The cocktail of drugs, aided by electrical stimulation, strengthened the signals normally sent by the brain down the spinal cord in healthy rats, and when the tests rats, which had severely damaged, but not completely severed, spinal cords, were placed in special harnesses, they could walk.
“After a couple of weeks of neurorehabilitation with a combination of a robotic harness and electrical-chemical stimulation, our rats are not only voluntarily initiating a walking gait, but they are soon sprinting, climbing up stairs and avoiding obstacles,” Gregoire Courtine from the Ecole Polytechnique Federale de Lausann said.
“This is the world-cup of neurorehabilitation – our rats have become athletes when just weeks before they were completely paralysed.
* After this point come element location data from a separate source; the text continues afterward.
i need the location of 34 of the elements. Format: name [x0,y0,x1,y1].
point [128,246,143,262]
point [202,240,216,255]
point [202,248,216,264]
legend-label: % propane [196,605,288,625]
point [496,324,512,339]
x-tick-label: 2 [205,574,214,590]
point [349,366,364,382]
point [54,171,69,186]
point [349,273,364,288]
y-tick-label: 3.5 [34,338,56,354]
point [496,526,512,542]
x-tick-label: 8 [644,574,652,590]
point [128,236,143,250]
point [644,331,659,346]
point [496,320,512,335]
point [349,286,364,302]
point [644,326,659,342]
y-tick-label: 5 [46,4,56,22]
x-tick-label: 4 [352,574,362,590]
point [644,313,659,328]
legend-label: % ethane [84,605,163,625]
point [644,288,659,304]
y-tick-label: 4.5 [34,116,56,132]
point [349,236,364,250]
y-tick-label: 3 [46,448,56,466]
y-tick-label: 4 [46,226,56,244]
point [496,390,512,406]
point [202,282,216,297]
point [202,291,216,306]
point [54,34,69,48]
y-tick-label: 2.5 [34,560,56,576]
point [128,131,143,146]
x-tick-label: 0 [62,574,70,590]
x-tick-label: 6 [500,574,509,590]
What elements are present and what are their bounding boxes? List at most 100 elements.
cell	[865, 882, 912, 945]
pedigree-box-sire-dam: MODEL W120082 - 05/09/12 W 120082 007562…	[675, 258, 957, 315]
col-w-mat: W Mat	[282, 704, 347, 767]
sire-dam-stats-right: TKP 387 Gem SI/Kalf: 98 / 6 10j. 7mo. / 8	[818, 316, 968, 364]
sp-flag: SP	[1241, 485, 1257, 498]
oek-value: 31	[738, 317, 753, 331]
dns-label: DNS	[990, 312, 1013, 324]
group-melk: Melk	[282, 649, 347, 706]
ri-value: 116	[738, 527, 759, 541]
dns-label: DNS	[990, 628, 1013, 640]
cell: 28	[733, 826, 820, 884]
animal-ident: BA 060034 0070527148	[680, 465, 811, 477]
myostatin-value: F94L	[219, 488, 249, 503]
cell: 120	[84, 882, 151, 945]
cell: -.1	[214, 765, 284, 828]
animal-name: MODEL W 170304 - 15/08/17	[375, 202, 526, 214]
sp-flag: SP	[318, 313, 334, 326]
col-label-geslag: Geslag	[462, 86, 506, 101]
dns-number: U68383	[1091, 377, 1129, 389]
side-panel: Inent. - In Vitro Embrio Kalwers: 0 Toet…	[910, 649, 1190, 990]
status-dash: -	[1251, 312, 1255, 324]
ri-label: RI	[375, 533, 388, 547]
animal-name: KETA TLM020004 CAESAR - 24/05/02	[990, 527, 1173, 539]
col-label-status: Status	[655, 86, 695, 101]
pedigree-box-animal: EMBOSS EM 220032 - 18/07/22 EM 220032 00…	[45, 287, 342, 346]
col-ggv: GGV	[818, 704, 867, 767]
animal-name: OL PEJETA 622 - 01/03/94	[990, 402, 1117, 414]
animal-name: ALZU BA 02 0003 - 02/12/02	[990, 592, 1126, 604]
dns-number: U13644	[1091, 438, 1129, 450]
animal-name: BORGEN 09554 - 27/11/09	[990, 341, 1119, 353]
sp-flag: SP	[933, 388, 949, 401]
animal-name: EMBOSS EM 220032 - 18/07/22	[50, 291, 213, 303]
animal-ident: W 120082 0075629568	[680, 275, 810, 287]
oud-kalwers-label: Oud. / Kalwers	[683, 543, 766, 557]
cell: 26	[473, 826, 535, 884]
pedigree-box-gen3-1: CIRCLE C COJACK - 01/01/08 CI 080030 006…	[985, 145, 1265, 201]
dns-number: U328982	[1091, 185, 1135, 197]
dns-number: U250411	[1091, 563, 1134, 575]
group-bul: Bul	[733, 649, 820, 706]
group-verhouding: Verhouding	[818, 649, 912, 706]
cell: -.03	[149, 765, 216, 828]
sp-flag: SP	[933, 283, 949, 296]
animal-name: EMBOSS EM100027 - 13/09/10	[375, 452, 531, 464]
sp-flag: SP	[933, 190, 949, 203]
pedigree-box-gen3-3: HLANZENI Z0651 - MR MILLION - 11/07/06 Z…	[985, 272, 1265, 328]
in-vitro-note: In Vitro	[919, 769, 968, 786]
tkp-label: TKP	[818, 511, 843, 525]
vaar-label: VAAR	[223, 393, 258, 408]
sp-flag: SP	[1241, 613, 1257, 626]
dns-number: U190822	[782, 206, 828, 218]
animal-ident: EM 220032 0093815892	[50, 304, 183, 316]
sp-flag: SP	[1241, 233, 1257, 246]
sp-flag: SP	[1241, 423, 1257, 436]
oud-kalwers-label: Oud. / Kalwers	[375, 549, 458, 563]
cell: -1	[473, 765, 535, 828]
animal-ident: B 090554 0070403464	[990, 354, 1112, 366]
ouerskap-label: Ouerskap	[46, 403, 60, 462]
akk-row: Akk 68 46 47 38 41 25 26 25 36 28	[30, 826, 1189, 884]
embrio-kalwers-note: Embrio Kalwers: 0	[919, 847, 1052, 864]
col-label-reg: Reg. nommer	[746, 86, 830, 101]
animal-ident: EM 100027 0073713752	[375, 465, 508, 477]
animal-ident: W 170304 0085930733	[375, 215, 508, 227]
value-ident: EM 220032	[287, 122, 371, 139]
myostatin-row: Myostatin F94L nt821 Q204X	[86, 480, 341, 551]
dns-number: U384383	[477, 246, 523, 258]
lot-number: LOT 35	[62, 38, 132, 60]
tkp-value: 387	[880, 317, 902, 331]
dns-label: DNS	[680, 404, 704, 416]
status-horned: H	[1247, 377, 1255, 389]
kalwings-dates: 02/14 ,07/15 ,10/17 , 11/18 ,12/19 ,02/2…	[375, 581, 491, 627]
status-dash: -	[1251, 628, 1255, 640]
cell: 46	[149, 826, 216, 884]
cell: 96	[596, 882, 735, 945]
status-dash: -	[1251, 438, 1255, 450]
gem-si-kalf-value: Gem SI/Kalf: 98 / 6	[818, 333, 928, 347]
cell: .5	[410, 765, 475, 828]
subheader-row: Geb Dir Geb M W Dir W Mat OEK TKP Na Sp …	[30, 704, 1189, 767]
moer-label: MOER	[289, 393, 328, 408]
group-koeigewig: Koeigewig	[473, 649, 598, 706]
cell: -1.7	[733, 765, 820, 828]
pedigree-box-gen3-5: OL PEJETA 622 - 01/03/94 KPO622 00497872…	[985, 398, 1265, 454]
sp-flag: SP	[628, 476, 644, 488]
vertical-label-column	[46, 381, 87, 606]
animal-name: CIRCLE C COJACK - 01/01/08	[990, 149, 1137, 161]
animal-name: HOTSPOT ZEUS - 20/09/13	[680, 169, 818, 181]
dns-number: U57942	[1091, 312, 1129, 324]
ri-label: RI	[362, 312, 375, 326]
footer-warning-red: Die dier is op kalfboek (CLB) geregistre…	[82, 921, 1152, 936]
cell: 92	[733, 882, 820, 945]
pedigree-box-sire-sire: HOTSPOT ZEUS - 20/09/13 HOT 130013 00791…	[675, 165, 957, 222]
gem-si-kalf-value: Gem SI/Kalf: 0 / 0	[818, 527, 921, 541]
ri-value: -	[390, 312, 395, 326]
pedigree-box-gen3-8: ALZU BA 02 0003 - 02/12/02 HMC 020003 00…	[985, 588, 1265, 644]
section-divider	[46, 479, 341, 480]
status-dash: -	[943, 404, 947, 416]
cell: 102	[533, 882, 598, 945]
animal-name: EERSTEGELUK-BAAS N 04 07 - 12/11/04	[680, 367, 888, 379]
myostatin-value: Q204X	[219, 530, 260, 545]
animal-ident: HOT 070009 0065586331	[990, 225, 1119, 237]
I am talking about 100 per cent recuperation of voluntary movement.”
The breakthrough also relied on Dr Courtine’s previous research, which he called investigating the “spinal brain” and which had shown a rat’s spinal column could take over modulating leg movement even when separated from the rat’s brain.
This revealed that only a very weak signal from the brain was needed for the animals to initiate movement of their own volition, and the new combination of chemical injections and electric stimulation also worked.
Placing the rats in harnesses allowed “willpower-based training” which saw the rats want to walk, or run, towards a food reward.
Dr Courtine is optimistic that human trials will begin in a year or two at Balgrist University Hospital Spinal Cord Injury Centre in Zurich, Switzerland.
“There will be hurdles before we see this translated to real effect in people, but the study by Gregoire Courtine and his team suggests we are on the edge of a truly profound advance in modern medicine: the prospect of repairing the spinal cord after injury,” Dr Bryce Vissel, Head of the Neurodegenerative Diseases Research Laboratory at the Garvan Institute of Medical Research in Sydney, said yesterday.
“The major advance of this new study is to show that it is possible to stimulate almost complete functional recovery in rats with profound injury, using a combination of therapeutic drugs injected into the spinal cord, electrical stimulation of the spinal cord and initial assistance to walk.
“Courtine’s study shows that with these treatments, the spinal cord is able to self-repair and to allow voluntary movement.
“This is an exceptional study with potential implications for people.”
Duncan Wallace, Executive Director of SpinalCure Australia, said: “This study strengthens our belief that finding a cure for this devastating condition is now only a matter of time and sufficient funding. We are heading towards a time where a spinal cord injury is no longer a life sentence.”